A l'origine, qui n'est pas si lointaine, Coinbase était une startup pour public averti avant de se transformer en géant de la cryptomonnaie et se hisser à la deuxième place mondiale des plateformes, derrière Binance, basée à Hong Kong. Ces plateformes ont gonflé au fur et à mesure de l'engouement des particuliers, notamment Chinois, mais surtout, et plus récemment, des fonds d'investissement, pour les cryptomonnaies. « Notre objectif est de stimuler la croissance de l'ensemble de la cryptoéconomie en répondant aux besoins de tous les consommateurs qui gèrent leur vie financière sur un appareil mobile, et de toutes les institutions - petites ou grandes qui s'intéressent à ce nouveau marché », indique Coinbase dans son document.
Montagnes russes
Le bitcoin, et toutes les cryptomonnaies qui lui sont plus ou moins adossées, jouent aux montagnes russes depuis son lancement en 2009, par un mystérieux Satoshi Nakamoto, jamais identifié. Valorisé 20.000 dollars fin 2017, son cours a longtemps glissé ensuite vers les 10.000 dollars il y a un an. Depuis, surtout avec la crise du Covid, le cours est monté en flèche pour toucher les 30.000 dollars en janvier 2021, puis les 50.000 dollars le 16 février dernier.
L'extrême volatilité de ces monnaies numériques ne semble pas décourager les investisseurs, ni même l'opacité qui entoure le fonctionnement de ce marché et ses principaux intervenants. On le dit notamment très concentré, voire même manipulé par des intérêts russes ou chinois.
Certes, certaines grandes enseignes ont progressivement accepté le bitcoin comme monnaie de paiement (Amazon, Microsoft et plus récemment Tesla). Mais le poids des cryptos dans les transactions commerciales reste infinitésimal. Il semble bien que ce soit la venue progressive des investisseurs institutionnels, comme le géant mondial de la gestion d'actifs BlackRock, et des fonds alternatifs, pourtant guère enthousiastes il y a peu, qui ait dopé les cours ces derniers mois.
Des industriels de la finance, comme le dépositaire BNY Mellon, ou le géant des paiements MasterCard se sont également convertis aux cryptos, même si, pour l'heure, ces initiatives relèvent davantage de l'effet d'annonce que d'une stratégie volontariste.
Actif d'avenir ou système de Ponzi ?
De fait, chacun s'interroge sur le sens de cette envolée des cryptomonnaies. Ces actifs ne repose en effet sur aucune richesse, sur une très faible capacité de transactions et ils ne délivrent aucun rendement.

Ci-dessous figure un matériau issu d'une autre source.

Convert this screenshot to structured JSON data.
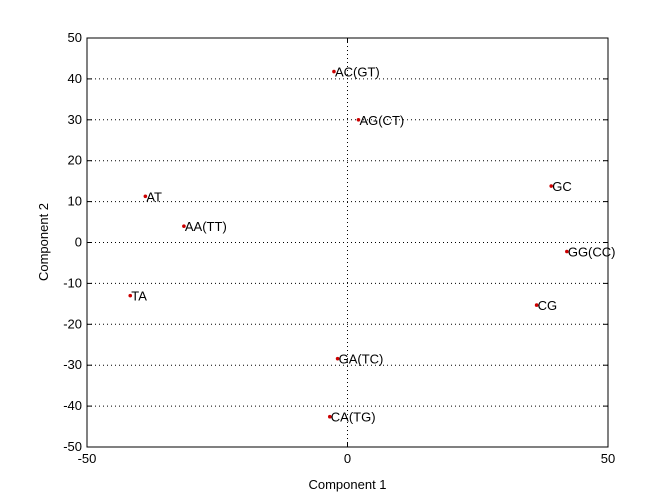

Pour les partisans du bitcoin, les cryptomonnaies ne sont que le reflet des mutations technologiques à venir, à la fois dans les usages des consommateurs et dans monde des paiements. Un peu comme Tesla (dont le fondateur est un grand fan de la cryptomonnaie) qui préfigure la voiture de demain. Certains y voient même, malgré sa grande volatilité, une valeur refuge dans un monde troublé et potentiellement inflationniste.
D'autres estiment que l'univers des cryptomonnaies restera un repère de spéculateurs fous et le symbole par excellence de l'exubérance des marchés. Ou en tout cas, le signe qu'il existe bien des bulles spéculatives sur les marchés, après une décennie de politiques monétaires accommodantes.
Pour l'heure, personne n'a de réponse claire à cette question à 1.000 milliards de dollars.